14 thoughts on “Excitement At Starbase”

  1. Well what you see is H20 fog, which if become cold enough become snow. What is unseen can be much colder.
    It does not seem like cars would be damaged, but it’s possible, so why park them there?

    1. It does not seem like cars would be damaged, but it’s possible, so why park them there?

      There is a problem with leaving your car parked under a massive tank of liquid nitrogen? Who knew?

      PS, I’m glad to find that this wasn’t a massive screwup on someone’s part.

    2. LN2 is bad but LCH4 OTOH could get real interesting. In my hometown the local fertilizer plant used to store about 6000 gallons of liquified anhydrous ammonia in two big oblong tanks on-site along with who knows how many bags of ammonium nitrate. If the Orange Cloud didn’t get you the White Cloud would.

      1. I guess that LCH4 is cryogenically liquified methane, but what is LCH4 OTOH — never heard of that rocket fuel :?)

        1. What? You never heard of liquid methaned oxy-tetra-hydroxyl?*

          Or maybe I was just too lazy to type “liquid methane On The Other Hand…”

          Maybe… 😉

      2. My favorite description of a bad idea for a rocket fuel that looked good on paper was from John Clark’s book Ignition!

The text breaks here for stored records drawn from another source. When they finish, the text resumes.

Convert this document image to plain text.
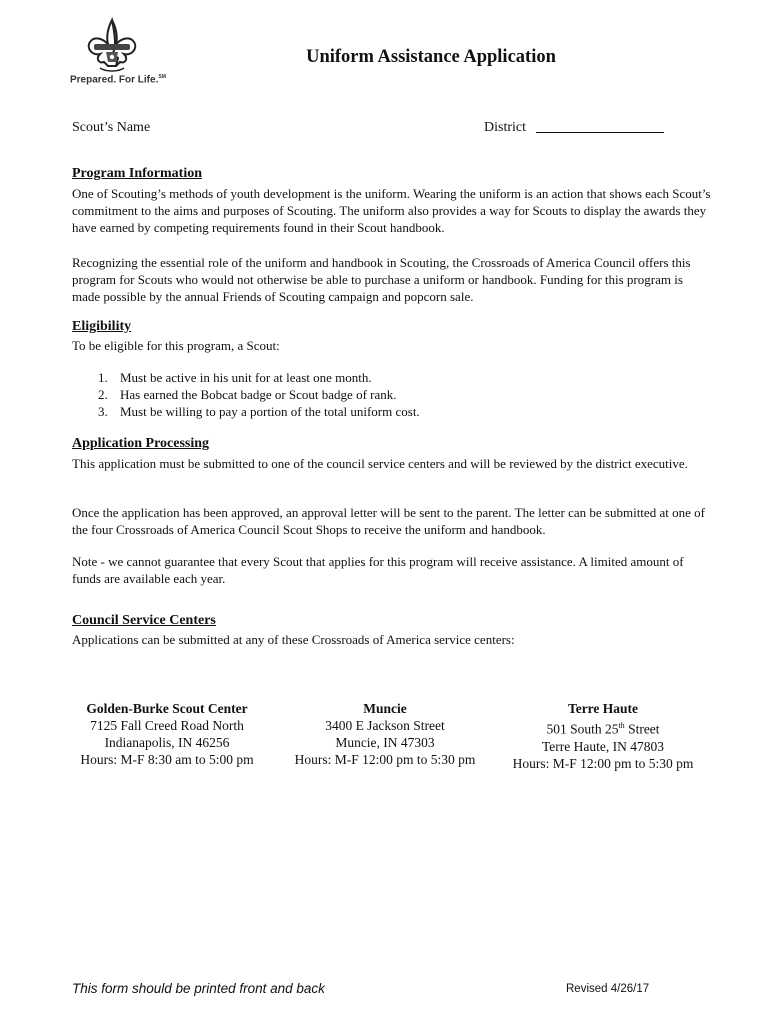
Prepared. For Life.℠
Uniform Assistance Application
Scout’s Name	District
Program Information
One of Scouting’s methods of youth development is the uniform. Wearing the uniform is an action that shows each Scout’s commitment to the aims and purposes of Scouting. The uniform also provides a way for Scouts to display the awards they have earned by competing requirements found in their Scout handbook.
Recognizing the essential role of the uniform and handbook in Scouting, the Crossroads of America Council offers this program for Scouts who would not otherwise be able to purchase a uniform or handbook. Funding for this program is made possible by the annual Friends of Scouting campaign and popcorn sale.
Eligibility
To be eligible for this program, a Scout:
1. Must be active in his unit for at least one month.
2. Has earned the Bobcat badge or Scout badge of rank.
3. Must be willing to pay a portion of the total uniform cost.
Application Processing
This application must be submitted to one of the council service centers and will be reviewed by the district executive.
Once the application has been approved, an approval letter will be sent to the parent. The letter can be submitted at one of the four Crossroads of America Council Scout Shops to receive the uniform and handbook.
Note - we cannot guarantee that every Scout that applies for this program will receive assistance. A limited amount of funds are available each year.
Council Service Centers
Applications can be submitted at any of these Crossroads of America service centers:
Golden-Burke Scout Center
7125 Fall Creed Road North
Indianapolis, IN 46256
Hours: M-F 8:30 am to 5:00 pm
Muncie
3400 E Jackson Street
Muncie, IN 47303
Hours: M-F 12:00 pm to 5:30 pm
Terre Haute
501 South 25th Street
Terre Haute, IN 47803
Hours: M-F 12:00 pm to 5:30 pm
This form should be printed front and back	Revised 4/26/17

        It can basically be summed up as “CTF/WTF?”

  2. It was a test tank undergoing a test. . Roads were closed. Nobody got a minus 800 degrees shower. No flying exploding fireballs, so, boring by Spacex standards.

  3. SPACEX’S STARSHIP MAY do a lot, but it won’t do everything.

    “The company’s under-development rocket, first outlined in 2017, is designed to send humans to Mars and beyond. But at its unveiling, CEO Elon Musk said that he wanted “one booster and ship that replaces [the existing] Falcon 9, Falcon Heavy, and Dragon.” That means a ship that can also launch satellite constellations like Starlink.”
    https://www.inverse.com/innovation/starship-wont-work
    “If you want to populate Mars, then the Starship is the vehicle to do that,” he says. “If you want to deploy a bunch of constellations and spacecraft in low Earth orbit, 100 tons of payload is just not going to help you.”

    That is interesting point.
    Or most significant factor related to rocket launches in the global satellite market.
    Or as I said before, without it, you wouldn’t have NASA.
    Or one also say that Starship is not competition to other launch companies. SpaceX would be in different market.
    And would say it’s tightly connected to NASA whereas other launch companies, aren’t.
    Anyhow why can’t have raptor option for the falcon second stage?
    And keep falcon-9 to provide competition in satellite market?
    It seems need more competition in satellite market, though I guess rocket lab others can bring it.

    1. Beck is right that it comes down to price. A Starship that costs the same or less than a F9 can “waste” payload capacity if they want. The advantage that Rocket Lab has is the ability to cater to an individual customer on schedule and placement.

      A while back I saw SpaceX was looking for a company to handle the last mile delivery of payloads, something like a space tug. With a large stable of launchers, SpaceX will have a lot of leeway on schedule too. I don’t think Beck’s position that Starship is too big is supported very well.

      Could one of you orbital dynamics aficionados comment on this? Doesn’t SpaceX already do this on F9 launches of Starlink? Why couldn’t Starship?

      “Beck argues that a smaller capacity rocket is better for building out constellations because you can target multiple orbital planes with deliveries to orbit.”

  4. “It seems need more competition in satellite market, though I guess rocket lab others can bring it.”

    Yeah G that’s the thing. The competition is now heating up as it always does when someone successfully pioneers a tech.

    Competition is good even though many competitors will fail.